Nas fontes consultadas, não se encontram registos do verbo em questão. No entanto, há pistas que,apesar de vagas, apontam quer para uma amálgama de trafulha e atafulhar quer para o contacto ou com o castelhano ou com os dialetos aragoneses e catalano-valencianos.
Assim, regista-se em castelhano o nome trápala no sentido «pessoa que fala muito e diz coisas sem substância» (cf.dicionário da Real Academia Espanhola). Poderá conjeturar-se a derivação de uma forma como "trapalear", eventualmente alterada, de tal maneira, que resultou em "trapulhar". Nada disto encontra apoio nos dicionários consultados para esta resposta.
Contudo, documenta-se nos dialetos catalães e valencianos a forma trapulla, «batotice»:
«He sentit tranfullero ‘trompós’ a parlants de Sevilla. Per aquesta via deuen anar també entrampullar ‘v. entrampar’ del DM Gadea (1891) i trapulla ‘fullería’ al Vilar (els Serrans, Llatas 1959). Cf. trapull ‘agitació de persones o de coses en moviment’ (DCVB, Tortosa) i +atrafullat ‘atrafegat, atabalat’ (Moreira, Massip 1991: 300). (Josep Martines, L'aragonés i el léxic valencià, Caplletra 32 (Primavera 2002), pp. 157-201 p. 183)

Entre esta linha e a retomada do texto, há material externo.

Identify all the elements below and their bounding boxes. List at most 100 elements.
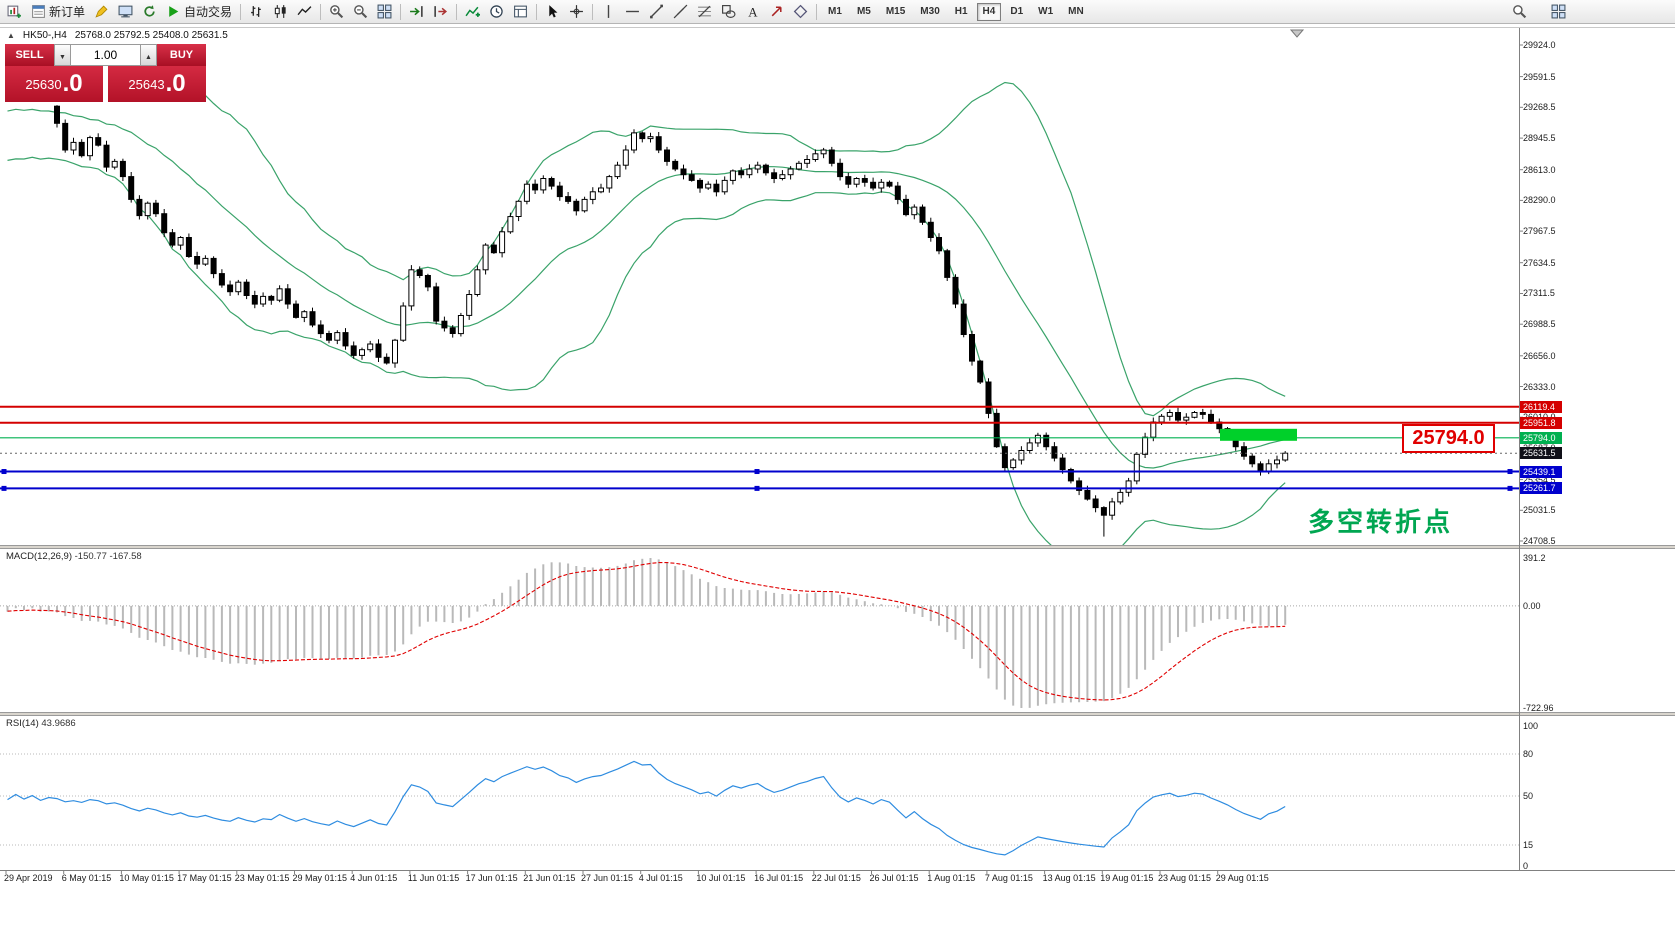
candles-icon	[273, 4, 288, 19]
green-highlight-bar[interactable]	[1220, 428, 1297, 441]
sell-button[interactable]: SELL	[5, 44, 54, 66]
search-button[interactable]	[1508, 2, 1531, 22]
auto-scroll-button[interactable]	[405, 2, 428, 22]
timeframe-h4-button[interactable]: H4	[976, 2, 1002, 21]
support-line-2-handle[interactable]	[754, 485, 760, 491]
draw-text-button[interactable]: A	[741, 2, 764, 22]
crosshair-button[interactable]	[565, 2, 588, 22]
crosshair-icon	[569, 4, 584, 19]
timeframe-m15-button[interactable]: M15	[885, 6, 906, 17]
terminal-button[interactable]	[114, 2, 137, 22]
timeframe-m30-button[interactable]: M30	[920, 6, 940, 17]
draw-channel-button[interactable]	[669, 2, 692, 22]
draw-vline-button[interactable]	[597, 2, 620, 22]
autotrading-button[interactable]: 自动交易	[162, 2, 236, 22]
zoom-in-button[interactable]	[325, 2, 348, 22]
arrow-up-icon	[145, 46, 152, 64]
toolbar-separator	[816, 3, 818, 20]
new-chart-button[interactable]	[3, 2, 26, 22]
support-line-1-handle[interactable]	[1, 469, 7, 475]
trade-panel-prices: 25630.0 25643.0	[5, 66, 206, 102]
new-order-button[interactable]: 新订单	[27, 2, 89, 22]
channel-icon	[673, 4, 688, 19]
terminal-icon	[118, 4, 133, 19]
zoom-in-icon	[329, 4, 344, 19]
objects-list-button[interactable]	[789, 2, 812, 22]
refresh-button[interactable]	[138, 2, 161, 22]
line-chart-icon	[297, 4, 312, 19]
trade-panel-divider	[103, 66, 108, 102]
sell-price-display[interactable]: 25630.0	[5, 66, 103, 102]
rsi-indicator-label: RSI(14) 43.9686	[6, 718, 76, 729]
fibonacci-icon	[697, 4, 712, 19]
chart-shift-marker[interactable]	[1289, 29, 1305, 38]
macd-name: MACD(12,26,9)	[6, 551, 72, 562]
cursor-button[interactable]	[541, 2, 564, 22]
support-line-1-handle[interactable]	[1507, 469, 1513, 475]
arrows-icon	[769, 4, 784, 19]
toolbar-separator	[536, 3, 538, 20]
hline-icon	[625, 4, 640, 19]
window-layout-button[interactable]	[1547, 2, 1570, 22]
rsi-value: 43.9686	[41, 718, 76, 729]
line-chart-button[interactable]	[293, 2, 316, 22]
volume-input[interactable]	[71, 44, 140, 66]
chart-shift-button[interactable]	[429, 2, 452, 22]
templates-button[interactable]	[509, 2, 532, 22]
chart-shift-icon	[433, 4, 448, 19]
toolbar-separator	[240, 3, 242, 20]
chart-ohlc-values: 25768.0 25792.5 25408.0 25631.5	[74, 30, 228, 41]
buy-button[interactable]: BUY	[157, 44, 206, 66]
turning-point-text[interactable]: 多空转折点	[1308, 507, 1454, 537]
timeframe-w1-button[interactable]: W1	[1038, 6, 1054, 17]
macd-panel-plot	[0, 558, 1519, 708]
tile-windows-button[interactable]	[373, 2, 396, 22]
tile-windows-icon	[377, 4, 392, 19]
horizontal-line-objects	[0, 405, 1519, 491]
timeframe-d1-button[interactable]: D1	[1010, 6, 1024, 17]
draw-arrows-button[interactable]	[765, 2, 788, 22]
draw-trendline-button[interactable]	[645, 2, 668, 22]
timeframe-h1-button[interactable]: H1	[954, 6, 968, 17]
indicators-button[interactable]	[461, 2, 484, 22]
volume-increase-button[interactable]	[140, 44, 157, 66]
bar-chart-button[interactable]	[245, 2, 268, 22]
volume-decrease-button[interactable]	[54, 44, 71, 66]
draw-fibonacci-button[interactable]	[693, 2, 716, 22]
one-click-collapse-icon[interactable]	[7, 30, 15, 41]
periods-button[interactable]	[485, 2, 508, 22]
support-line-2-handle[interactable]	[1, 485, 7, 491]
macd-values: -150.77 -167.58	[74, 551, 142, 562]
vline-icon	[601, 4, 616, 19]
draw-shapes-button[interactable]	[717, 2, 740, 22]
price-callout-box[interactable]: 25794.0	[1402, 424, 1495, 453]
trade-panel-controls: SELL BUY	[5, 44, 206, 66]
one-click-trading-panel: SELL BUY 25630.0 25643.0	[5, 44, 206, 102]
candlesticks	[54, 105, 1289, 537]
new-order-button-label: 新订单	[49, 5, 86, 19]
draw-hline-button[interactable]	[621, 2, 644, 22]
rsi-line	[7, 760, 1286, 856]
tile-windows-icon	[1551, 4, 1566, 19]
timeframe-m1-button[interactable]: M1	[828, 6, 842, 17]
cursor-icon	[545, 4, 560, 19]
bollinger-bands	[7, 59, 1286, 545]
indicators-icon	[465, 4, 481, 19]
support-line-2-handle[interactable]	[1507, 485, 1513, 491]
objects-icon	[793, 4, 808, 19]
candle-chart-button[interactable]	[269, 2, 292, 22]
toolbar-right-group	[1508, 2, 1570, 22]
timeframe-mn-button[interactable]: MN	[1068, 6, 1084, 17]
zoom-out-button[interactable]	[349, 2, 372, 22]
chart-title-bar: HK50-,H4 25768.0 25792.5 25408.0 25631.5	[7, 30, 228, 41]
panel-splitter[interactable]	[0, 712, 1675, 716]
templates-icon	[513, 4, 528, 19]
macd-signal-line	[7, 562, 1286, 701]
periods-icon	[489, 4, 504, 19]
support-line-1-handle[interactable]	[754, 469, 760, 475]
metaeditor-button[interactable]	[90, 2, 113, 22]
timeframe-m5-button[interactable]: M5	[856, 6, 871, 17]
buy-price-display[interactable]: 25643.0	[108, 66, 206, 102]
panel-splitter[interactable]	[0, 545, 1675, 549]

[tradução livre: «Ouvi tranfullero 'enganador' a falantes de Sevilha. Por esta via devem andar também entrampullar 'enganar' do DM Gadea (1891) e trapulla 'trapacice" em Vilar (Els Serrans, Llatas 1959). Cf. trafull 'agitação de pessoas ou coisas em movimento' (DCVB Tortosa) e atrafullat 'atarefado, empatado' (Moreira, Massip 1991:300).]'
Ao ler estas linhas, não se resiste a relacionar com "trapulhar" o nome trafulha, «vigarice, aldrabice», do qual não é impossível derivar "trapulhar". A natureza de manuscrito do documento onde o verbo ocorre poderia até levar a pensar que é de trafulhar que se trata, mas um exame atento do desenho das letras da mão que escreveu confirma que é um "p" e não um "f" que se exibe na carta.
Pode também supor-se que "trapulhar" é mesmo uma criação muito pessoal, um idiotismo, que amalgama várias palavras cujo espetro semântico vai desde os significado de tropelia aos de atafulhar e atapulhar. Este último vocábulo não deixa de se perfilar como bom candidato a vocábulo motivador de "trapulhar"; e assinale-se que nestes campos lexicais se esboça uma alternância entre tap- e taf-, que permite considerar atafulhar, «encher em excesso», como variante de um antigo atapulhar, que hoje parecer ter emprego mais restrito (cf. Dicionário Houaiss, s.v. atafulhar, atapulhar, tapulhar, tapulho).
Acresce que o caso em análise envolve uma falante de português do Rio Grande do Sul, o que significa não ser descabido ver "trapulhar" como regionalismo ou até, como já se disse, idiotismo devidos à alta probabilidade de, nesse estado do Brasil, se verificar o contacto com o espanhol falado nos países vizinhos, ou seja, na Argentina e no Uruguai. Não é impossível que nestes países também tenha circulado léxico mais relacionado com sistemas linguísticos da parte oriental da Península Ibérica, como sejam o aragonês e o catalão-valenciano. Pode até ter acontecido que tal regionalismo ou idiotismo se deva a uma história familiar ou pessoal de contacto mais direto com a mencionada região peninsular.
Em suma, sobre a forma "trapulhar", a resposta não é, por enquanto, conclusiva. Contributos bem apoiados em fontes poderão com certeza levar a rever este parecer.